Reiche Länder importieren dazu zum größten Teil Fleisch und tierische Produkte aus dem Ausland. Sollte sich die Bevölkerung in diesen Regionen weitgehend vegan oder vegetarisch ernähren, würden mit sofortiger Wirkung große Agrarflächen frei werden, auf denen bisher Tiere gezüchtet wurden.
Die natürliche Bepflanzung dieser Felder würde nicht nur der Biodiversität helfen, sondern auch das ursprüngliche Ökosystem wieder in Balance bringen. Für die volle Wirkung müssten aber viele Jahre, wenn nicht Jahrzehnte vergehen. Dafür brauche es einen langen Atem und politisches Engagement, so die Forscher. Auf diese Weise könnte die Erde wieder deutlich mehr Kohlenstoff speichern.
Laut aktuellen Berechnungen kann die weltweite Vegetation nur 50 Prozent des schädlichen Kohlenstoffs wegen der menschlichen Landnutzung halten. Nicht berücksichtigt sind in diesem Szenario allerdings mögliche Rückschläge durch von der Klimakrise ausgelöste Extremwetterereignisse wie Fluten und Brände.
Freie Flächen als CO2-Speicher
Laut Berechnung der Studienautoren könnte Land, das durch die Reduzierung des Konsums von Fleisch- und Milchprodukten sowie Eiern frei wird, die 81-fache Menge der jährlichen Treibhausgasemissionen der gesamten Agrarproduktion für reiche Länder speichern. Eine Ernährungsumstellung auf weitgehend pflanzliche Kost in reicheren Ländern auf Basis der Empfehlungen der EAT-Lancet-Kommission von 2010 würde die jährlichen Emissionen durch direkte landwirtschaftliche Erzeugnisse um 61,5 Prozent reduzieren.

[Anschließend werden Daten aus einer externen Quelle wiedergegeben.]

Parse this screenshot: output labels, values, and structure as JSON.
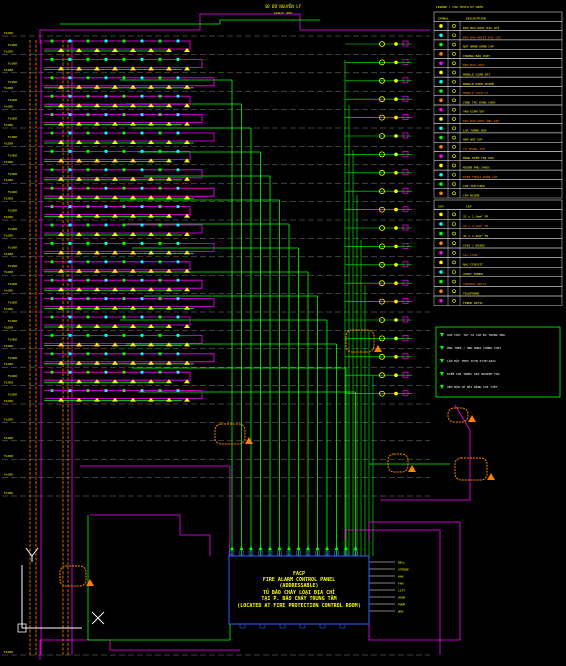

Die positiven Auswirkungen auf die Klimakrise wären aber noch deutlich höher: Nicht einberechnet sind dabei nämlich die zusätzlichen Emissionen, die durch den Wegfall von Transportwegen, Verpackungsherstellung und etwa dem Verkauf der tierischen Produkte eingespart werden können. Fast die Hälfte der Reduktion könnte allein in den USA (29,9 Prozent), Frankreich (7,1 Prozent), Australien (6,5 Prozent) und Deutschland (4,4 Prozent) erreicht werden.
Genug Lebensmittel
Sorgen um ausreichend Nahrung muss man sich bei einem fleischfreien Szenario übrigens nicht machen: Es müsste nur eine geringe Erhöhung des Anbaus von Obst und etwa pflanzlichem Protein wie Linsen, Kichererbsen und Tofu geben. Pflanzen, die bisher für die Fütterung von Tieren angebaut wurden, könnten ohne Umweg direkt von Menschen gegessen werden.
Ärmere Länder, die vielfach für die aktuelle Produktion des Fleisches zuständig sind, dürften bei der Umstellung aber nicht vergessen werden. Der Wegfall der Einnahmequelle könnte durch Assistenzprogramme und die Umschichtung von Förderungen ausgeglichen werden. Jedes Jahr werden laut Studienangaben rund 700 Milliarden US-Dollar (rund 620 Mrd. Euro) an landwirtschaftlichen Zuschüssen vergeben, die aktuell trotzdem zu keiner klimafreundlichen Produktion führen.